With his Ph.D. in Education (from the University of Pennsylvania), his MA in Anthropology (from the University of Kansas), and his BA in Education Studies and Latin American Studies (from Brown University), Dr Edmund 'Ted' Hamann is currently a professor in the Department of Teaching, Learning, and Teacher Preparation at the University of Nebraska-Lincoln. For more than 25 years, he has studied the anthropology of educational policy, paying particular attention to the school response in Mexico and the United States to transnational student migration. Since November he has been “President-elect” of the Council on Anthropology and Education, a section of the American Anthropological Association (AAA). During the fall of 2019, he lived in Tijuana, Baja California, supported by a Fulbright scholarship, and studied the bi-national university collaboration that supports teacher preparation for transnational students.
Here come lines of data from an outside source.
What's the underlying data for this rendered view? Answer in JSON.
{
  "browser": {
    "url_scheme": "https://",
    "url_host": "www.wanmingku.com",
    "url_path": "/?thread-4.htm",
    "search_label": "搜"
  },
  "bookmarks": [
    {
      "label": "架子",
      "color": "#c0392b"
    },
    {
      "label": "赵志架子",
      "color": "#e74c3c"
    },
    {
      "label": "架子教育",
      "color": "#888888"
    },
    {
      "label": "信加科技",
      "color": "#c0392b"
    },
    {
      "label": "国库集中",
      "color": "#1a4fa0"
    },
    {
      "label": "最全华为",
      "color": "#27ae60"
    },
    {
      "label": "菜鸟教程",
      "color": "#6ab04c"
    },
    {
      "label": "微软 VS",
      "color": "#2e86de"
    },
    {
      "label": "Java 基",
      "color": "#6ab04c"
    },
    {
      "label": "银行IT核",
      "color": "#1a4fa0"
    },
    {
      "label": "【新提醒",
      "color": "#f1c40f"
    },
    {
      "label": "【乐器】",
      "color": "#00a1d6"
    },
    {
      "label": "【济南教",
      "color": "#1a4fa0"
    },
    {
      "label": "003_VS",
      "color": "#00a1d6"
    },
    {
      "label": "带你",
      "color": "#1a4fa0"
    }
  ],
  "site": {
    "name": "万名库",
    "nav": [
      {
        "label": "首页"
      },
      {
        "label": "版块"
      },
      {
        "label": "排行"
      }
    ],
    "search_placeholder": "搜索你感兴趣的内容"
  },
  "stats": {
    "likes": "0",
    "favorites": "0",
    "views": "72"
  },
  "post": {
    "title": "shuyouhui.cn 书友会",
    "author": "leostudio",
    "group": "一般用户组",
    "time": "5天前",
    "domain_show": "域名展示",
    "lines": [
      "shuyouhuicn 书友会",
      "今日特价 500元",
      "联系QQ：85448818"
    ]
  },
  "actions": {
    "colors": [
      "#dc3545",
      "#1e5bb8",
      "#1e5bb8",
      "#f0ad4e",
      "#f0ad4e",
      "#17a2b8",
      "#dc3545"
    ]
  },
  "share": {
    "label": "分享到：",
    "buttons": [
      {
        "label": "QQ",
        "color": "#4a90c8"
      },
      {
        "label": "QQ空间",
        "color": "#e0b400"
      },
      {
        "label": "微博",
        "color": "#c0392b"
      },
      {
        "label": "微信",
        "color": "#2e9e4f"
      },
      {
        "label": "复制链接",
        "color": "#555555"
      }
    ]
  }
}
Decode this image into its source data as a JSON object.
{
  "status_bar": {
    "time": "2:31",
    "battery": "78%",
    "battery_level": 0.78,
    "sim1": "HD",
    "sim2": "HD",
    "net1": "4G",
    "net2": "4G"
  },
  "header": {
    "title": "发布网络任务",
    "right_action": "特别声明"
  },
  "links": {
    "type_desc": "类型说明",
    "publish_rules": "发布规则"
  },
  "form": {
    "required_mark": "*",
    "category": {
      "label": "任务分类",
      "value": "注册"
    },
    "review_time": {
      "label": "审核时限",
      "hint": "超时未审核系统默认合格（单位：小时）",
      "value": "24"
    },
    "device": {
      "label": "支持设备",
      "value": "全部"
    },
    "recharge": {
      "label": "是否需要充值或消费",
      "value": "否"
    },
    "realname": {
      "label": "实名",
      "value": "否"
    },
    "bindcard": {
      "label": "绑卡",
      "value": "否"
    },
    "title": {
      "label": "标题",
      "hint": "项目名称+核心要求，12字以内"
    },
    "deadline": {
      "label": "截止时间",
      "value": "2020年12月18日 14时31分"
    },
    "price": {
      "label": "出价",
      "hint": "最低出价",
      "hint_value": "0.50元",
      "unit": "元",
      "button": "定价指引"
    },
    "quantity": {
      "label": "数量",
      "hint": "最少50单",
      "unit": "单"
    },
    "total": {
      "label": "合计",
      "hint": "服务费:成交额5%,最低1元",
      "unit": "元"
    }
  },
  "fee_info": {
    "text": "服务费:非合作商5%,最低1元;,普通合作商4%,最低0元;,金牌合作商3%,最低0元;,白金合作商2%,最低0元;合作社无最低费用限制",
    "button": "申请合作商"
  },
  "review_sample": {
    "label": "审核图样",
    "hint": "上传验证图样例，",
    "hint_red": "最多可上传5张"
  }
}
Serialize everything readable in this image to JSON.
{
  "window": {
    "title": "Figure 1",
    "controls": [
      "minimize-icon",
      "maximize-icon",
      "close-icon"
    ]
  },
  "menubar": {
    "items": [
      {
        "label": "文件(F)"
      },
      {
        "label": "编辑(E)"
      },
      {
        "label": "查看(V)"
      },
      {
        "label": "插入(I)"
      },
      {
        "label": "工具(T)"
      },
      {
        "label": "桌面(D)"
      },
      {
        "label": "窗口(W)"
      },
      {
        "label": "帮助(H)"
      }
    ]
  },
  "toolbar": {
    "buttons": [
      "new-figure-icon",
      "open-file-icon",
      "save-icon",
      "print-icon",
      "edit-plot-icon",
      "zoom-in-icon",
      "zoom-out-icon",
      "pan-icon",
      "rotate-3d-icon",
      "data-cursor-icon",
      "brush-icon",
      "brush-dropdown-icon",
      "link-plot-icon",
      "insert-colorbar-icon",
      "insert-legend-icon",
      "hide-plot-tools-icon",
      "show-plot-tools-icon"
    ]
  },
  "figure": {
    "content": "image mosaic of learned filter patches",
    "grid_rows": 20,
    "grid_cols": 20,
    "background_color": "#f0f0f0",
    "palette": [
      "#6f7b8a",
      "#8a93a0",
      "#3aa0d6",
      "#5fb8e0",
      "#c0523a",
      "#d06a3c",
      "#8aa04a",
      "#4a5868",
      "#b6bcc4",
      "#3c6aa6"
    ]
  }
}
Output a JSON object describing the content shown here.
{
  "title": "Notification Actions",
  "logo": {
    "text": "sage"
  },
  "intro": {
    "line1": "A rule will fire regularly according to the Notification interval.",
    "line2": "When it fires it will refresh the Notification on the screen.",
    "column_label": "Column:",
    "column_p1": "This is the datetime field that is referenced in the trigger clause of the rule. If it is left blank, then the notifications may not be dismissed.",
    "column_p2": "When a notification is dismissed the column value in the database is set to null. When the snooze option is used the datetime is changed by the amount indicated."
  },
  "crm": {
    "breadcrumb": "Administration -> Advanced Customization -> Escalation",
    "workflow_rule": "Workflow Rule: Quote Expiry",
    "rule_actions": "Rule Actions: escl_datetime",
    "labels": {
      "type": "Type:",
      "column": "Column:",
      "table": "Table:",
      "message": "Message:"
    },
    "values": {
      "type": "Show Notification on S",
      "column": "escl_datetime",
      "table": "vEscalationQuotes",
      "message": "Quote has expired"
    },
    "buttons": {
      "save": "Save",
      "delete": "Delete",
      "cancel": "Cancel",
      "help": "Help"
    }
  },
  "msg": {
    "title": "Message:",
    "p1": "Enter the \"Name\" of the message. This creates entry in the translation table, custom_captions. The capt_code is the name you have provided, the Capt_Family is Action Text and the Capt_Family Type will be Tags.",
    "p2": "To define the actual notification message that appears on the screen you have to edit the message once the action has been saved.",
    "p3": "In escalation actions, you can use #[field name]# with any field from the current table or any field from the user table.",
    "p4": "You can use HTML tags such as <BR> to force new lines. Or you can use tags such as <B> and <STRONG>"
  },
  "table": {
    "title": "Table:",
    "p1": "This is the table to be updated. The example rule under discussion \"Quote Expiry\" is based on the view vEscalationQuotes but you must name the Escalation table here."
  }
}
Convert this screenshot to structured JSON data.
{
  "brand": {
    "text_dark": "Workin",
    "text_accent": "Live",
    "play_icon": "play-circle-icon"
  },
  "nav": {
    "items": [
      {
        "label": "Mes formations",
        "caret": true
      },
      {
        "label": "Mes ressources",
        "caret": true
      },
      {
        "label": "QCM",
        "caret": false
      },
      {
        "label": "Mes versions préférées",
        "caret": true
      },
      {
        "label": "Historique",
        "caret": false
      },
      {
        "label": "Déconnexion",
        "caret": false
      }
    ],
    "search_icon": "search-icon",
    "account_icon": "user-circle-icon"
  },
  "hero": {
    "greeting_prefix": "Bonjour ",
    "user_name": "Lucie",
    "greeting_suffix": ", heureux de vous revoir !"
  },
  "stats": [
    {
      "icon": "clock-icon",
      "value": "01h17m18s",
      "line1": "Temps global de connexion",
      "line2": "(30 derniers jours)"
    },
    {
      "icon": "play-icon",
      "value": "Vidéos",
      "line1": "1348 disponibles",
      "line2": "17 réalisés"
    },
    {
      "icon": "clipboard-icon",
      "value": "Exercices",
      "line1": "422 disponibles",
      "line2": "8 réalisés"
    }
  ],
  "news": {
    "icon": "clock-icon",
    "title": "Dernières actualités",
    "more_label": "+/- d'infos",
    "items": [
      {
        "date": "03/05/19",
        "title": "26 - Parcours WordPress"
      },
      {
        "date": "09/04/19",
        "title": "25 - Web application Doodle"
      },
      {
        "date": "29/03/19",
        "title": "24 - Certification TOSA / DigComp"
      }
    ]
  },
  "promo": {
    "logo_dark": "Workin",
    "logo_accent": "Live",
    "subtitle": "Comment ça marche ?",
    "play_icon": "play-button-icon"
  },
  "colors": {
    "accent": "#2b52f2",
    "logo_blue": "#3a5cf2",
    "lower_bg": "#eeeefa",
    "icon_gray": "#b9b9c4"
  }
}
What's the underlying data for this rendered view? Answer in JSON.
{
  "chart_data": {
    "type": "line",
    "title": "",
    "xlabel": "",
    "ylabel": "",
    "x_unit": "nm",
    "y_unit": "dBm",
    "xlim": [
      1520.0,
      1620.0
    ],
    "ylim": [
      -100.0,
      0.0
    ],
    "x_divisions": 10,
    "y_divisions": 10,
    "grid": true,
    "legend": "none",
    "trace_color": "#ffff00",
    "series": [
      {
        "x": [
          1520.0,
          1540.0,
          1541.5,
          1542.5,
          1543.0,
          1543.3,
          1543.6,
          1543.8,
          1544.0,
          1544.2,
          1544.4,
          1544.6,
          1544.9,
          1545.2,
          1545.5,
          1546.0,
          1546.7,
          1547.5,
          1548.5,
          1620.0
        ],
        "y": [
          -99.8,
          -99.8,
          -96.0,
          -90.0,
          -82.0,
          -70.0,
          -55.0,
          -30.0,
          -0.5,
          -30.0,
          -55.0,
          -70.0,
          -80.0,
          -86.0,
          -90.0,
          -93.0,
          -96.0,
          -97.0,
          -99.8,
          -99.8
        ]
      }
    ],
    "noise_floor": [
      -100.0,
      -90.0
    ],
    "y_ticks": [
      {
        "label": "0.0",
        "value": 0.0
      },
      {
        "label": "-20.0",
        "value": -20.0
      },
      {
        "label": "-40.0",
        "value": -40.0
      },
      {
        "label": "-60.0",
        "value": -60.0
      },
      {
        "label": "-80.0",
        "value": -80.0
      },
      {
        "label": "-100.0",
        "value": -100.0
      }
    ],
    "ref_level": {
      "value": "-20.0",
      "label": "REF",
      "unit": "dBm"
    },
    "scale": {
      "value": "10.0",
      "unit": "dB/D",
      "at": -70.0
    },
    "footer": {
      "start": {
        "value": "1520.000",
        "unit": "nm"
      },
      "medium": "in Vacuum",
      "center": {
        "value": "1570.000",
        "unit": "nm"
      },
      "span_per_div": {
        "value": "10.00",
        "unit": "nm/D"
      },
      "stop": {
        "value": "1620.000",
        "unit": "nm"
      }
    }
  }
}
He is the author or co-author of more than 80 publications. In 2018, with Dr. Víctor Zúñiga and Dr. Juan Sánchez García, his frequent collaborators, he was recognized with the Henry T. Trueba Award for Research Leading to the Transformation of Social Contexts of Education of Division G (Study of educational contexts ) from the North American Educational Research Association (AERA) and in February of this year an “AERA Fellow” was named a recognition to “honor educational researchers with major research achievements.